October 15, 2013 By Randy Dotinga HealthDay Reporter
TUESDAY, Oct. 15 (HealthDay News) — Researchers say they’ve developed a blood test that can detect some cases of early stage lung and prostate cancer.
Although the test has limited accuracy and only a small number of people have tried it, it potentially could provide doctors more information when they suspect a patient has a tumor.
“[This is] one more tool doctors can use to help guide clinical decisions,” said study co-author Dr. Daniel Sessler, professor and chairman of the department of outcomes research at the Cleveland Clinic. “It is also potentially important because the only current routine diagnostic method for lung cancer is CT scanning, which is both expensive and requires radiation exposure.”
Researchers have spent a decade or more trying to develop a blood test to detect cancer, said Dr. Len Lichtenfeld, deputy chief medical officer of the American Cancer Society. Tests would be especially useful if they detect cancer in its early stages when treatment is most effective. Some scientists dream of a test people could take at home using drops of blood from a finger prick, he said.
The prostate specific androgen, or PSA, test can detect signs of prostate cancer, but its usefulness is the subject of much debate because it is sometimes inaccurate, leading to unnecessary treatment. A blood test like the one developed for this study could be a useful addition to prostate cancer screenings, the researchers said.
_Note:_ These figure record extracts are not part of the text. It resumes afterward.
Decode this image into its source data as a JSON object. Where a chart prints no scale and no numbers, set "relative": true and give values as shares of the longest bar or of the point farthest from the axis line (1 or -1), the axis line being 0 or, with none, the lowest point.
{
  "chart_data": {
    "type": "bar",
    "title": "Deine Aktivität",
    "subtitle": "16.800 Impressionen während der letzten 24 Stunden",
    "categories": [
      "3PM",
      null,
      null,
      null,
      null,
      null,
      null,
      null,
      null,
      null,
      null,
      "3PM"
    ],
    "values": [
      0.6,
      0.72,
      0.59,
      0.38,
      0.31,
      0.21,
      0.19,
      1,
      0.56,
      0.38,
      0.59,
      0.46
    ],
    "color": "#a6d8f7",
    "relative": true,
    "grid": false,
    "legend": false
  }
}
For now, studies into cancer tests continue, Lichtenfeld said, but they remain challenging to develop because signs of cancer in the blood can be minuscule. “We’re getting closer to the possibility but we’re there not there yet,” he said.
In the new study, which Lichtenfeld described as “very early” research, the authors examined blood samples from 95 cancer patients and compared them to samples from healthy people. They also examined blood samples from 24 patients before and after they had surgery for lung cancer.
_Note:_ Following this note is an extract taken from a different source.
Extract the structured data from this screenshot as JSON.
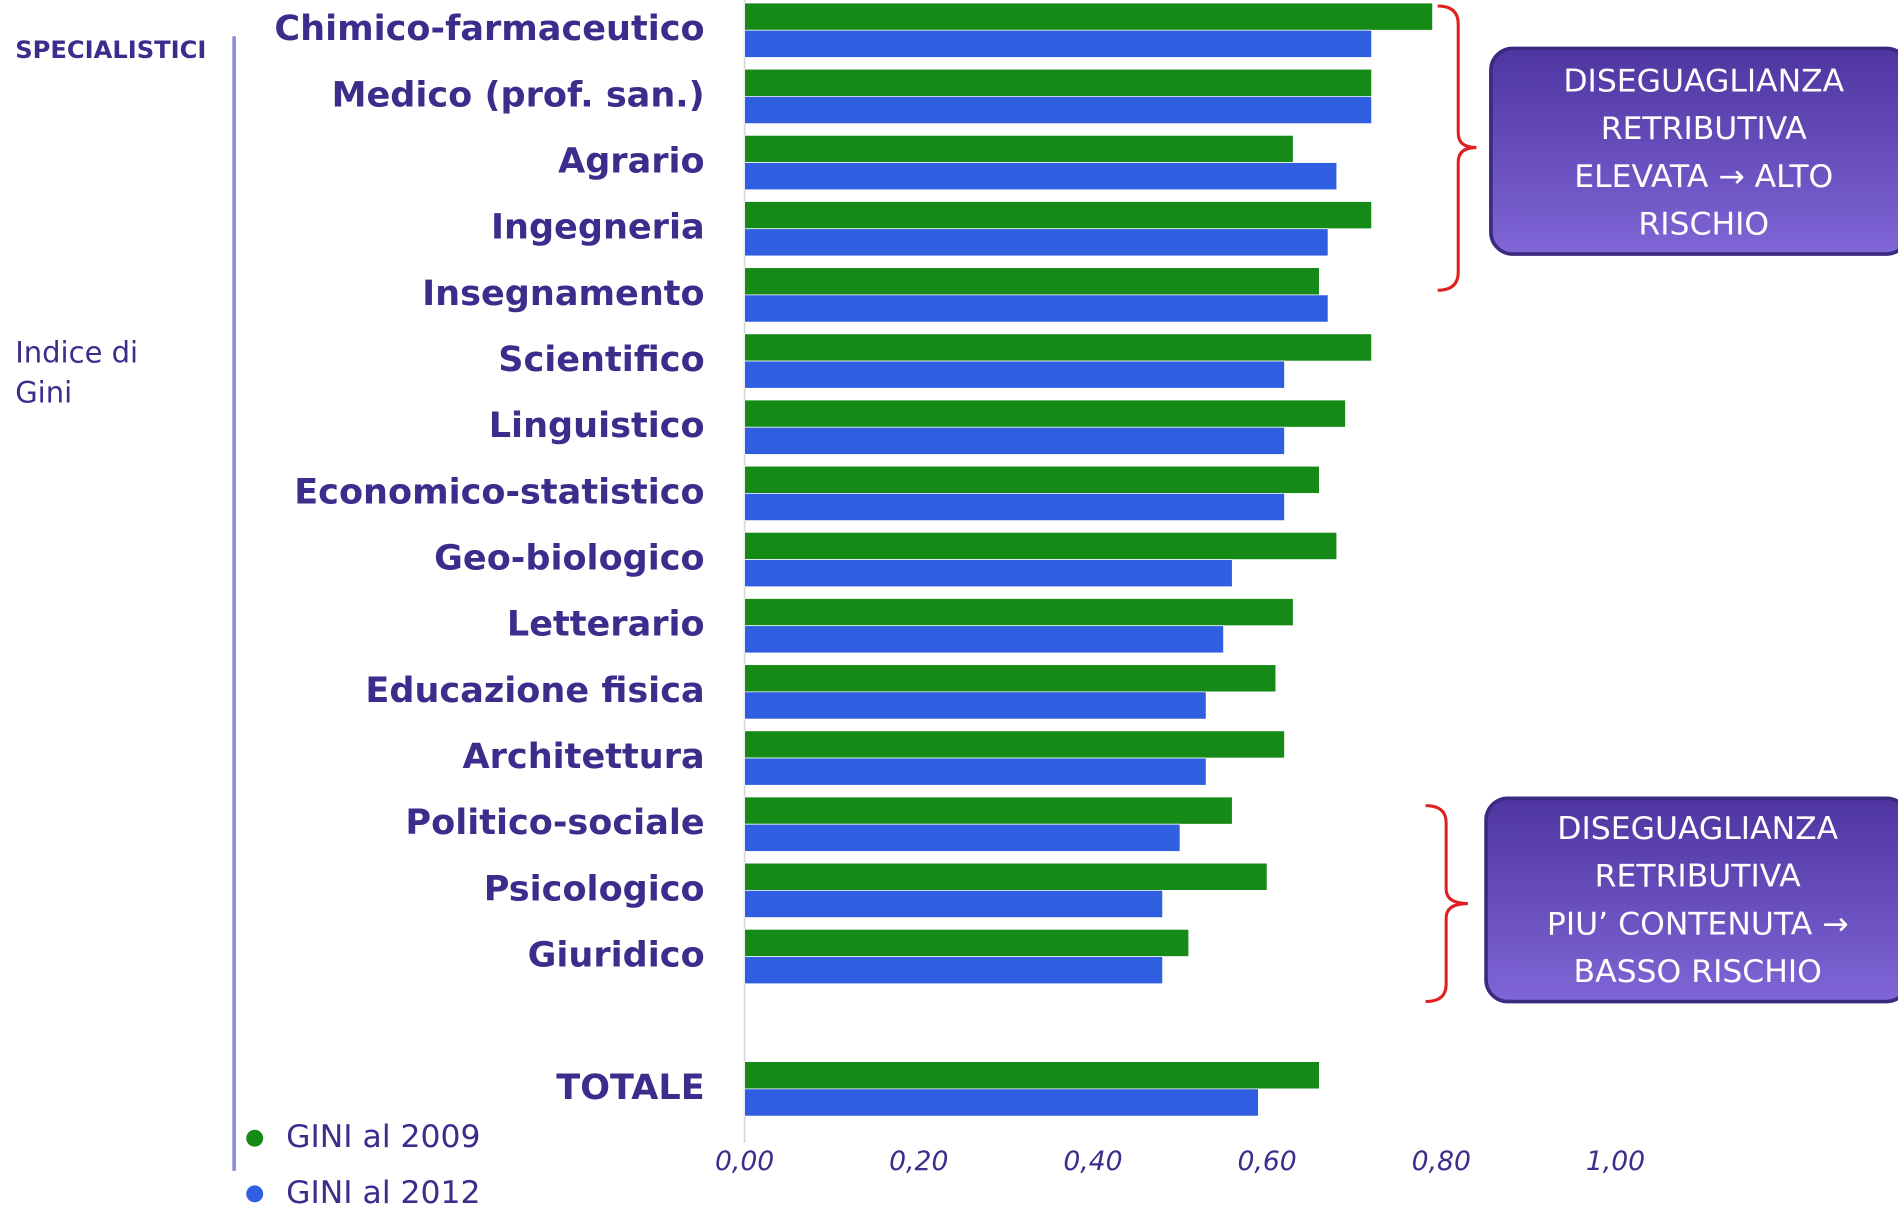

The researchers found that the cancer patients had up to six times the level of serum-free fatty acids and their metabolites (which are produced during metabolism) as the cancer-free participants. Also, within a day after lung cancer surgery, the levels of fatty acids decreased by between three and 10 times.
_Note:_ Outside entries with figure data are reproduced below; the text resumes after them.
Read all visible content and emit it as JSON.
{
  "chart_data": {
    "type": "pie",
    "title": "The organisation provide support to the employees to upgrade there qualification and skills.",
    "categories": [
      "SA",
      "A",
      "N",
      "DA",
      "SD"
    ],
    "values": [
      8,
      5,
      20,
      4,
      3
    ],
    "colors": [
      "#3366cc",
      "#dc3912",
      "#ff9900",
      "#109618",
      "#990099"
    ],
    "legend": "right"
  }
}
Sessler said the fatty acids are necessary for cancer cells to grow, and some cancers release them.
The findings were scheduled for presentation Tuesday at the annual meeting of the American Society of Anesthesiologists in San Francisco.
How effective is the test itself? Sessler said it correctly identifies cancer patients 70 percent of the time and patients without cancer 70 percent of the time.
“It is thus by no means perfect, but may provide information to guide clinicians, especially in high-risk patients,” he said.
Sessler said the results could help physicians figure out what to do about a suspicious-looking nodule. “And it might help evaluate the response to surgery and whether or not cancer has recurred,” he said.
“Like all tests, there will be both false positives and false negatives,” Sessler said. “Using it in the right patients and interpreting the results in context with other clinical data will be necessary.”
What about the cost? “The test is nowhere near being commercial, so cost can’t yet be determined,” Sessler said.
The next step for the researchers is to keep track of blood test results after surgery to see if they pick up recurrences of cancer.
Data and conclusions presented at meetings typically are considered preliminary until published in a peer-reviewed medical journal.